There has been an intense debate on the Drools and jBPM blog with two posts by Mark Proctor http://blog.athico.com/2011/11/decision-model-ip-trap.html and http://blog.athico.com/2011/12/decision-model-ip-trap-part-deux.html.
At the same time another intense debate on the TDM patent was going on in “The Decision Model” Linkedin group. Mark saw fit to place of copy of the complete discussion thread, of a closed Linkedin group, on his public website against what I feel is the spirit of a closed Linkedin group of which he is a member.
Personally I respect Mark’s contributions to the open source community, the recent software patent that he was awarded (US Patent 7904402) and his significant contributions to the Drools project at Red Hat. And whilst Mark has sought to interpret some of my arguments in the Linked discussions as trying to “belittle him” this was not my intention.

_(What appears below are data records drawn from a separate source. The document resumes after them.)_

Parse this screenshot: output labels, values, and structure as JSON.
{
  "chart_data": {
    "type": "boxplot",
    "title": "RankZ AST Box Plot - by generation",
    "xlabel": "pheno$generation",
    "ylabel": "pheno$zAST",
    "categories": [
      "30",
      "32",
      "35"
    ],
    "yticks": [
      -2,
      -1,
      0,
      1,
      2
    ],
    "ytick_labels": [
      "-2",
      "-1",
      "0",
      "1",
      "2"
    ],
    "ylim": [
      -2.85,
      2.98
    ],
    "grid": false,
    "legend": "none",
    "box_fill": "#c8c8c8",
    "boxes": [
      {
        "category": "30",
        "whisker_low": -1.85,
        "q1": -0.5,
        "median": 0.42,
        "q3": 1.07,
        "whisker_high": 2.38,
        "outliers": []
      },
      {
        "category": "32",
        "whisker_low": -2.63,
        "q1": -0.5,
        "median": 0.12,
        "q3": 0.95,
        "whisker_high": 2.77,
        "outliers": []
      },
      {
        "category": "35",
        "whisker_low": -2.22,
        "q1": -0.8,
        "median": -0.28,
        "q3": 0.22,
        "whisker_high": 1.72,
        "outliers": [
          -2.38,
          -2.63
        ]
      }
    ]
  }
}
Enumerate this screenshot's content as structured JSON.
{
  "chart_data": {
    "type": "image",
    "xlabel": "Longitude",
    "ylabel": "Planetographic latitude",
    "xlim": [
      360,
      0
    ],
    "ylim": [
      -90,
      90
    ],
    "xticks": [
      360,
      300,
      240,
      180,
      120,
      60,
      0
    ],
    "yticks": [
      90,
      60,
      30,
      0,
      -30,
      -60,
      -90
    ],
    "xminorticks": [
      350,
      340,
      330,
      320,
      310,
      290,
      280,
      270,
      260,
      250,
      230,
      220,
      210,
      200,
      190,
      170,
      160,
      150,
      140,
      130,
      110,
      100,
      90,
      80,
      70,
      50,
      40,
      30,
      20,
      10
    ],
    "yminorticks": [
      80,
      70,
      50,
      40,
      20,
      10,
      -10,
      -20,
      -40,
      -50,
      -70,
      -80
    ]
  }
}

It is not my intention in this post to provide a point-by-point rebuttal of all Mark’s arguments. What I hope to do is to outline the central plank of Mark’s arguments and that is his position on software patents, and, then look at some of the key arguments he has used to support his assertion that The Decision Model IP is a trap.
The world can be divided in to three groups, from a patent perspective; those who believe passionately that software patents should be abolished; those who believe that software patents should or will continue to exist, and, those who do not care either way.
Now Mark believes passionately that software patents should not exist. He also believes that until the day where software patents are abolished world-wide that the only people who have the moral right to own patents are open source software companies who will naturally use their patents defensively. Because they are open source companies.
There is nothing wrong in Mark holding this passionate belief.